Personal information
- Full name: Adrian Charles David Moylan
- Born: 26 June 1955 (age 71) Weston-super-Mare, Somerset, England
- Batting: Left-handed
- Bowling: Slow left-arm orthodox

Domestic team information
- 1976–1977: Cambridge University

Career statistics
| Competition | First-class |
| Matches | 5 |
| Runs scored | 176 |
| Batting average | 19.55 |
| 100s/50s | –/– |
| Top score | 29 |
| Balls bowled | 18 |
| Wickets | 0 |
| Bowling average | – |
| 5 wickets in innings | – |
| 10 wickets in match | – |
| Best bowling | – |
| Catches/stumpings | 1/– |
- Source: Cricinfo, 14 January 2022

= Adrian Moylan =

English cricketer

Adrian Charles David Moylan (born 26 June 1955) is an English former first-class cricketer.

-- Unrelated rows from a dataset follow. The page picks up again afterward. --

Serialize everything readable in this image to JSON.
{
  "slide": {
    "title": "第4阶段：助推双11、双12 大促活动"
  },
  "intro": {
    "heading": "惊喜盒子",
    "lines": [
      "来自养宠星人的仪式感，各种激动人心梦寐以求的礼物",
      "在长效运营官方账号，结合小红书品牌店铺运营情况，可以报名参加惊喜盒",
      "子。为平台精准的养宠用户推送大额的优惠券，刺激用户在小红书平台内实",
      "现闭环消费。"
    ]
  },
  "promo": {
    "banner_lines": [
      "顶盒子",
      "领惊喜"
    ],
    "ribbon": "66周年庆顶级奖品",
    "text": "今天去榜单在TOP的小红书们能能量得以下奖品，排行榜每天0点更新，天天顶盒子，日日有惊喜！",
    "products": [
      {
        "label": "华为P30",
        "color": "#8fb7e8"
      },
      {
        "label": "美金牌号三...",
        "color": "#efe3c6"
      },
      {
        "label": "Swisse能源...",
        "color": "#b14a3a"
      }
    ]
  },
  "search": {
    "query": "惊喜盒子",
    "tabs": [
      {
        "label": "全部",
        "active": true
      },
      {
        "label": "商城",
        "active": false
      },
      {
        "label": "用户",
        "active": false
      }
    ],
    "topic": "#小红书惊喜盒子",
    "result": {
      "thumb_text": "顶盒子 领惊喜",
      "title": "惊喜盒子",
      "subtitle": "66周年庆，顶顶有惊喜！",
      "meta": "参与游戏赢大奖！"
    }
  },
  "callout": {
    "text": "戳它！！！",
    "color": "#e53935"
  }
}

Moylan was born at Weston-super-Mare in June 1955. He was educated at Clifton College, before going up to Downing College, Cambridge. While studying at Cambridge, he played first-class cricket infrequently for Cambridge University Cricket Club in 1976 and 1977, making five appearances. Playing as an opening batsman, he scored 176 runs in his five matches at an average of 19.55, with a highest score of 29. He additionally played for the Somerset second eleven from 1973 to 1977, but was unable to establish himself in the Somerset first eleven.